If you have a "respond to everything" bidder, consider transforming it into an "error on overload" bidder by tuning connection behavior so it in effect refuses to be overloaded. While this causes more errors to be returned, it reduces timeouts and prevents the server from getting into a state where it cannot respond to any requests.

Respond to pings

Making sure your bidder can respond to ping requests, while not connection management per se, is surprisingly important for debugging. Google uses ping requests for sanity-checking and debugging of bidder status, connection close behavior, latency, and more. Ping requests take the following form:

Google

id: "\3503cg\3023P\364\230\240\270\020\255\002\231\314\010\362\347\351\246\357("
is_test: true
is_ping: true

OpenRTB JSON

"id": "4YB27BCXimH5g7wB39nd3t"

OpenRTB Protobuf

id: "7xd2P2M7K32d7F7Y50p631"

Keep in mind that, contrary to what you might expect, the ping request does not contain any adslots. And, as detailed above, you should not close the connection after responding to a ping request.

Consider peering

Another way to reduce network latency or variability is to peer with Google. Peering helps optimize the path traffic takes to get to your bidder. The connection endpoints stay the same, but the intermediate links change. See the Peering guide for details. The reason to think of peering as a best practice can be summarized as follows:

  • On the internet, transit links are chosen primarily through "hot-potato routing," which finds the closest link outside of our network that can get a packet to its destination, and routes the packet through that link. When traffic traverses a section of backbone owned by a provider with whom we have many peering connections, the chosen link is likely to be close to where the packet starts. Beyond that point we have no control of the route the packet follows to the bidder, so it may be bounced to other autonomous systems (networks) along the way.

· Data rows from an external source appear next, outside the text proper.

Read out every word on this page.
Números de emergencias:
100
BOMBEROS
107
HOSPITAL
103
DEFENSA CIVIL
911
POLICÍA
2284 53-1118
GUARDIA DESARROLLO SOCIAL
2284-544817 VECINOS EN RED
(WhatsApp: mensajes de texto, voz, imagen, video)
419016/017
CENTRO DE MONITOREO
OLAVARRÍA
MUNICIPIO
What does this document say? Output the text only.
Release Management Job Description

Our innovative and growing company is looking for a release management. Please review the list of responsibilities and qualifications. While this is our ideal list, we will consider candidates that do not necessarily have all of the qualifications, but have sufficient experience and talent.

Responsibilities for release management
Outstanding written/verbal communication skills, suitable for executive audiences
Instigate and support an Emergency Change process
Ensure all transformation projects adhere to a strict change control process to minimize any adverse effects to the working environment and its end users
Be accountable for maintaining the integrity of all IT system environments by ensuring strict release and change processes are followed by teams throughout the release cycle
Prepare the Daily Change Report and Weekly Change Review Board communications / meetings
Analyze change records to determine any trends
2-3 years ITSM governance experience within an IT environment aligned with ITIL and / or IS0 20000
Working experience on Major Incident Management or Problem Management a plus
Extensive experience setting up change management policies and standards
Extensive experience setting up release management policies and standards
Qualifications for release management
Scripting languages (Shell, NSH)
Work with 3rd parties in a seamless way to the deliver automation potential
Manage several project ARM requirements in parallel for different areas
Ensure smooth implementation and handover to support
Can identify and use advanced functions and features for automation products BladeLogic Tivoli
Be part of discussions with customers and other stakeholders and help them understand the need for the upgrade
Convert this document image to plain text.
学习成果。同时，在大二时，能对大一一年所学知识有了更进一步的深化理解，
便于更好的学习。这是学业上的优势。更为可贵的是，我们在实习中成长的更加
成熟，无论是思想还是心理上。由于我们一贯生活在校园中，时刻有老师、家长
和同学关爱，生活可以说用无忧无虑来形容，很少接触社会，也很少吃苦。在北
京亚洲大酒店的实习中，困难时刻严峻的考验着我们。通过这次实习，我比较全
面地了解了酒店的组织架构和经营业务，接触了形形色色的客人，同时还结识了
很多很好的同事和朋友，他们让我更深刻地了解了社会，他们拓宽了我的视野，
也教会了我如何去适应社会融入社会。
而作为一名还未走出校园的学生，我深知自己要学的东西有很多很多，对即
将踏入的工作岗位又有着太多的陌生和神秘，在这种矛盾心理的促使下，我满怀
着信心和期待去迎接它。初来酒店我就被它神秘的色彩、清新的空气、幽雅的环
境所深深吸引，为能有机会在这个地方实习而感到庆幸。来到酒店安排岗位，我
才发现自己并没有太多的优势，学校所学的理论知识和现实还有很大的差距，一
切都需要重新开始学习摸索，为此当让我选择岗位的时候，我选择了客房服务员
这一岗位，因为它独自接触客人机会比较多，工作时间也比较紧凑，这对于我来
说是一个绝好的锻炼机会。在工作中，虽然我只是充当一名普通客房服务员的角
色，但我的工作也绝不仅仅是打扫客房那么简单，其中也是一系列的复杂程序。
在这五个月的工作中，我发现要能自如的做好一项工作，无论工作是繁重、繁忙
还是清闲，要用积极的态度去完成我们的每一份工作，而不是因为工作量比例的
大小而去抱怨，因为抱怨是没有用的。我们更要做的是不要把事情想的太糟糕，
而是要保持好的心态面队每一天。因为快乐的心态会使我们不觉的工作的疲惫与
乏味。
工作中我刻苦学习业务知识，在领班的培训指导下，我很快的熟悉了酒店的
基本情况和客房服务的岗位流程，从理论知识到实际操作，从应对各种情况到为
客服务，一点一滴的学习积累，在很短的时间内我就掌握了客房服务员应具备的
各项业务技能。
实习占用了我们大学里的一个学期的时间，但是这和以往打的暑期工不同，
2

  • In contrast, when a direct peering agreement is in place, packets are always sent along a peering link. No matter where the packet originates, it traverses links that Google owns or leases until it reaches the shared peering point, which should be close to the bidder location. The reverse trip begins with a short hop to the Google network and remains on the Google network the rest of the way. Keeping most of the trip on Google-managed infrastructure ensures that the packet takes a low-latency route, and avoids much potential variability.

Submit static DNS

We recommend buyers always submit a single static DNS result to Google and rely on Google to handle the traffic delivery.

Here are two common practices from bidders' DNS servers when trying to load balance or manage availability:

  1. The DNS server hands out one address, or a subset of addresses, in response to a query, and then cycle through this response in some fashion.
  2. The DNS server always responds with the same set of addresses, but cycles the order of the addresses in the response.

The first technique is poor at load balancing since there's lots of caching at multiple levels of the stack, and attempts to bypass caching will likely not get the preferred results as well since Google charges DNS resolution time to the bidder.

The second technique doesn't achieve load balancing at all since Google randomly selects an IP address from the DNS response list so the order in the response doesn't matter.

If a bidder makes a DNS change, Google will honor the TTL(Time-to-live) that was set in its DNS records, but the refresh interval remains uncertain.